Google: Sorry, Twitter, We Don’t Index the @ Symbol
Twitter argues that by promoting Google+ in search results, Google isn’t providing the most relevant social results. Meanwhile, Google has implied it would promote more pages from Twitter if it had adequate permission to do so. Twitter general council Alex Macgillivray then tweeted an example of why he thought Google’s new results were inefficient: Google search results for the search term “@WWE” — yes, with the “@” symbol — that did not include the organization’s Twitter page.
Now Google has confirmed to Mashable that it has never indexed the “@” symbol. In other words, the search engine has never recognized a Twitter handle when it was formatted that way.
So while a search for “WWE Twitter” still returns the organization’s Twitter feed before its Google+ page, “@WWE” returns the same results as “WWE” — in this case, with Google+ results first. Somehow a search for “+WWE” succeeds in returning a Google+ profile.
But really, Google? The company with a car that drives itself? In more than five years of people searching for Twitter handles, you never got around to adding the @ symbol to your index?
Even without the @ sign being indexed, however, the concern over the results for “@WWE” are valid: About 24,900 people have +1ed or added WWE to their circles on Google+ — but 792,642 people follow WWE on Twitter. In this case, and many others, the Twitter page is a more relevant social result than the Google+ page. Twitter ranks higher than Google+ for the WWE in Yahoo, AOL and Bing results.
On the other hand, Twitter and Facebook haven’t necessarily made it easy for the search engine to feature them in results. Facebook denies Google’s crawlers access to its private pages, for one obvious reason — they’re private. Twitter includes “nofollow” links on its pages that stop Google’s crawlers from understanding where links in tweets point to.
As Search Engine Land’s Danny Sullivan has pointed out, Google has indexed at least 3 billion pages.

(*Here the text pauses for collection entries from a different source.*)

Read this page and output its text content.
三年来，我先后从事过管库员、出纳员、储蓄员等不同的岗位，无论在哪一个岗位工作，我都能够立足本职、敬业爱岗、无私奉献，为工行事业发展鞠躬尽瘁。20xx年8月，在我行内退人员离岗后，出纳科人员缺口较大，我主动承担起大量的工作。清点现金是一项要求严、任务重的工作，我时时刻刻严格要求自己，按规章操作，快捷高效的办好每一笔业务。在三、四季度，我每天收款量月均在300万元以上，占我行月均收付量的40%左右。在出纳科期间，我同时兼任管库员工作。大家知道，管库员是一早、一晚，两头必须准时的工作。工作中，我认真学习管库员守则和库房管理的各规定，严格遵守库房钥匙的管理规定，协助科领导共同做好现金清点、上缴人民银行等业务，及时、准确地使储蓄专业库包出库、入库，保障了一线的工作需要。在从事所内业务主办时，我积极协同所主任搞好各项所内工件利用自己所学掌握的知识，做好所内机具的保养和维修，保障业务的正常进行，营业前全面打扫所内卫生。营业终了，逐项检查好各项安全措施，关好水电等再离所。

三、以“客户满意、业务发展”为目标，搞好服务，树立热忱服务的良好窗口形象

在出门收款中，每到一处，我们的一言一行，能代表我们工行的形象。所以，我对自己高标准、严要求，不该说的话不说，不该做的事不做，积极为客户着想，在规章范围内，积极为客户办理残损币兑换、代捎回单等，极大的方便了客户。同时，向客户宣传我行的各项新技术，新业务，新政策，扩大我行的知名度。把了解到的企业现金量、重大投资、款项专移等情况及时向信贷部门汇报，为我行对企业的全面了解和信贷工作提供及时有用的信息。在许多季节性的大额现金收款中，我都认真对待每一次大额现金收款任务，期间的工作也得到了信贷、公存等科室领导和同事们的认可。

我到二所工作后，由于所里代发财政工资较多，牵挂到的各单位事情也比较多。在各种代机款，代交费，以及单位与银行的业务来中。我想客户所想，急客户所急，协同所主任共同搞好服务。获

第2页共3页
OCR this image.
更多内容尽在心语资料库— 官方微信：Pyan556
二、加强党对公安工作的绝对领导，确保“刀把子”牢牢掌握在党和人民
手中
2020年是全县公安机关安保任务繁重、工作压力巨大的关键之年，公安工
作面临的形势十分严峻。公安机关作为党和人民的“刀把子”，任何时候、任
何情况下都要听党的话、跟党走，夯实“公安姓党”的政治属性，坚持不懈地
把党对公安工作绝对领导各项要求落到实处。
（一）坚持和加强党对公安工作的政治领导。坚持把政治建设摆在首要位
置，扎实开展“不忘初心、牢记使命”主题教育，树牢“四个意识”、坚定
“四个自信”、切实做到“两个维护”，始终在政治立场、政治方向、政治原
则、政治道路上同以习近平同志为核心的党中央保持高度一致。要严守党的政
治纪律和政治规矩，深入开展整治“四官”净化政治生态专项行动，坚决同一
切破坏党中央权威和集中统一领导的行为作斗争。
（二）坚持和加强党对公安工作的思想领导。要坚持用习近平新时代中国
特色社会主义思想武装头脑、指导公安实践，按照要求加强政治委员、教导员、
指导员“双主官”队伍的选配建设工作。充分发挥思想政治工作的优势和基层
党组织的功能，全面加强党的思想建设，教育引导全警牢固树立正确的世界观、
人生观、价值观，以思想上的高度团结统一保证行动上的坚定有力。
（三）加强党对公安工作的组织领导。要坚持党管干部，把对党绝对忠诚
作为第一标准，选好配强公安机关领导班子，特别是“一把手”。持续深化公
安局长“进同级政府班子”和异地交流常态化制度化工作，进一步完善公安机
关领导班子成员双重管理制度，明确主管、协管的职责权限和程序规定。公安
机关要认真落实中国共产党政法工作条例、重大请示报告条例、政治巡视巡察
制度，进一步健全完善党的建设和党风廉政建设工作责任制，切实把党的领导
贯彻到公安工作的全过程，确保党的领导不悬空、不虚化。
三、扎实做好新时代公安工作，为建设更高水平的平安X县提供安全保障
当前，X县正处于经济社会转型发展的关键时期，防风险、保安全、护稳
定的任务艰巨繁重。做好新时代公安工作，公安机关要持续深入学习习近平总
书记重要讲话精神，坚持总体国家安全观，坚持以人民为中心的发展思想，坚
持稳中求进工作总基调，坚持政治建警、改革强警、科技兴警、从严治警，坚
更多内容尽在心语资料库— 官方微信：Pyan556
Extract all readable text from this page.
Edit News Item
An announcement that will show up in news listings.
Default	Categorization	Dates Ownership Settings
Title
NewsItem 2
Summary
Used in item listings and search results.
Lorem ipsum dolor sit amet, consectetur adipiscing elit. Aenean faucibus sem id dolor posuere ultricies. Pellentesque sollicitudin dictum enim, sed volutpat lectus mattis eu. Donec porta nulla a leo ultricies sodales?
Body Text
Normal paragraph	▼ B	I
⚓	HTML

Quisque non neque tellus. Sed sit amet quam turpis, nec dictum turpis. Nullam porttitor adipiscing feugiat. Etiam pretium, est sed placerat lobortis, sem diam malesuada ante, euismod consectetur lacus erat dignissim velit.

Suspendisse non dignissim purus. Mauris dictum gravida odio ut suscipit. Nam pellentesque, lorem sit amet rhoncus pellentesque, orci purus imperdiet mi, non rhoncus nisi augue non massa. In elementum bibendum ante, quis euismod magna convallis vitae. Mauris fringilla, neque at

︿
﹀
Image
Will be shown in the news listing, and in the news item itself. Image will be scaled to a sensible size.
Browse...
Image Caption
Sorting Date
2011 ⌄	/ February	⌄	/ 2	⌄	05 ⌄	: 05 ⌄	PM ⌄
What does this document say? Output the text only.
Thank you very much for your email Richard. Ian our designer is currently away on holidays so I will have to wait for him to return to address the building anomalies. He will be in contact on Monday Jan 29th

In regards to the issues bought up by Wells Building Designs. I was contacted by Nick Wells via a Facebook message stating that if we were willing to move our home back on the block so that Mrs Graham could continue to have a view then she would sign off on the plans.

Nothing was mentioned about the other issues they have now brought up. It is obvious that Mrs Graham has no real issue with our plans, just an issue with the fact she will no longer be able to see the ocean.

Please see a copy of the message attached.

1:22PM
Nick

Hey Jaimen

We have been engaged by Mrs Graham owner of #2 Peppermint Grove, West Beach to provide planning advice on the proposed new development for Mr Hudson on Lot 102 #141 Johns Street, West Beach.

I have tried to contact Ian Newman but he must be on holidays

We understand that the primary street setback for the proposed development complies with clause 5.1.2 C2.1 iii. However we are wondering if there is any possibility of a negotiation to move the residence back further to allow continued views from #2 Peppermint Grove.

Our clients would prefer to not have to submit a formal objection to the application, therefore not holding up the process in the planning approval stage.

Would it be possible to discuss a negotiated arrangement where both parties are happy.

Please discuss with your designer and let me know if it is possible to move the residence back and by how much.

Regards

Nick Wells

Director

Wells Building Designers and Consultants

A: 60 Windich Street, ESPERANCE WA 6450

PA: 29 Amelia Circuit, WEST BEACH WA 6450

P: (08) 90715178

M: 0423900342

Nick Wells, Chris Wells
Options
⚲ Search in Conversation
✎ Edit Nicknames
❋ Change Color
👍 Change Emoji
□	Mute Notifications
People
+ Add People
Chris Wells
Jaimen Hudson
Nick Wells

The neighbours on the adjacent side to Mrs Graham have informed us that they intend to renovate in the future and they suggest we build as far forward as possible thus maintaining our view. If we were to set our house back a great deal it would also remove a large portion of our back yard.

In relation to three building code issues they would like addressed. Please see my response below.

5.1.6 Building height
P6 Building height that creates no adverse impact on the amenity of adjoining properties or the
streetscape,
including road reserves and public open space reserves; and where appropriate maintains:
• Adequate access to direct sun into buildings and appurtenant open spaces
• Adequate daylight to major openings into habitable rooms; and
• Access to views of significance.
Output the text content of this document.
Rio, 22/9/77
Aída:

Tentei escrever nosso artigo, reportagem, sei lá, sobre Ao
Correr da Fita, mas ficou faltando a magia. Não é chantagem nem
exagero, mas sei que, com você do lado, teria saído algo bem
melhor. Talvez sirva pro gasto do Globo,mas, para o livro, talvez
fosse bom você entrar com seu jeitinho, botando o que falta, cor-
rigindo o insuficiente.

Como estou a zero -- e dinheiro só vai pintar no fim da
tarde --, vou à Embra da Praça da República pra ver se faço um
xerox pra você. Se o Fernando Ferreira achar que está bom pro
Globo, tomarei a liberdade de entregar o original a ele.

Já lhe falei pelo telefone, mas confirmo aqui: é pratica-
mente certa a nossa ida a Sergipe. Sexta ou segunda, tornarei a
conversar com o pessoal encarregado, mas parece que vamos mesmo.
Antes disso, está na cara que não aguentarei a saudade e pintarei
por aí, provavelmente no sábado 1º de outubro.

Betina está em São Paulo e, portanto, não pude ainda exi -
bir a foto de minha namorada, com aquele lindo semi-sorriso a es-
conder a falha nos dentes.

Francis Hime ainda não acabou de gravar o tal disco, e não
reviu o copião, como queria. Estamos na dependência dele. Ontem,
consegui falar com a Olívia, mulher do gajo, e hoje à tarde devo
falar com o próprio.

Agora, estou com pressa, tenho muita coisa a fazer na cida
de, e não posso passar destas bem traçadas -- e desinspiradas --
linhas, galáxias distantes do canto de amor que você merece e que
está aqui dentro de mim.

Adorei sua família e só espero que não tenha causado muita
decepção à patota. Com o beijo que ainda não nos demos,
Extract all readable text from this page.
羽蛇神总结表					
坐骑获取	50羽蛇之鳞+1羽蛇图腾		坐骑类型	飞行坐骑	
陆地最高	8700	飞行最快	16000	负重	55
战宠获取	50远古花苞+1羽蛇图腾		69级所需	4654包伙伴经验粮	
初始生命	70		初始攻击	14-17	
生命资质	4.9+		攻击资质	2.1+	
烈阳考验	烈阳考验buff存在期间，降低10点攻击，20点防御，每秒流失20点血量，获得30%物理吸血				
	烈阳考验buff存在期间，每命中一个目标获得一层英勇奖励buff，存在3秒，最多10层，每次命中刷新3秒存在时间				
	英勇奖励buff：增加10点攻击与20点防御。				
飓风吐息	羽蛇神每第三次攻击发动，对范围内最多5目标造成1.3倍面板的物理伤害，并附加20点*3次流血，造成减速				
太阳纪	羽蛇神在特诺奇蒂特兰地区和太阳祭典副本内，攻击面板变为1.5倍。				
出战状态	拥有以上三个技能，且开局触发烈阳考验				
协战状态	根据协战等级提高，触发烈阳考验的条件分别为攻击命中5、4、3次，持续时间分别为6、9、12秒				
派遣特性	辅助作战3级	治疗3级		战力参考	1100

But Twitter users create 200 million Tweets every day that would be hard to index without access to the network’s firehose — access to which Google lost with expiration of an agreement last July.
In the end, exactly how Google search results came to be dominated by Google+ pages — either as a result of having little access to other social networks or by intentionally ignoring them — isn’t that important. The important question is whether or not this domination is good for consumers. An issue which, if a complaint from privacy watchdog EPIC is effective, could be settled by the FTC.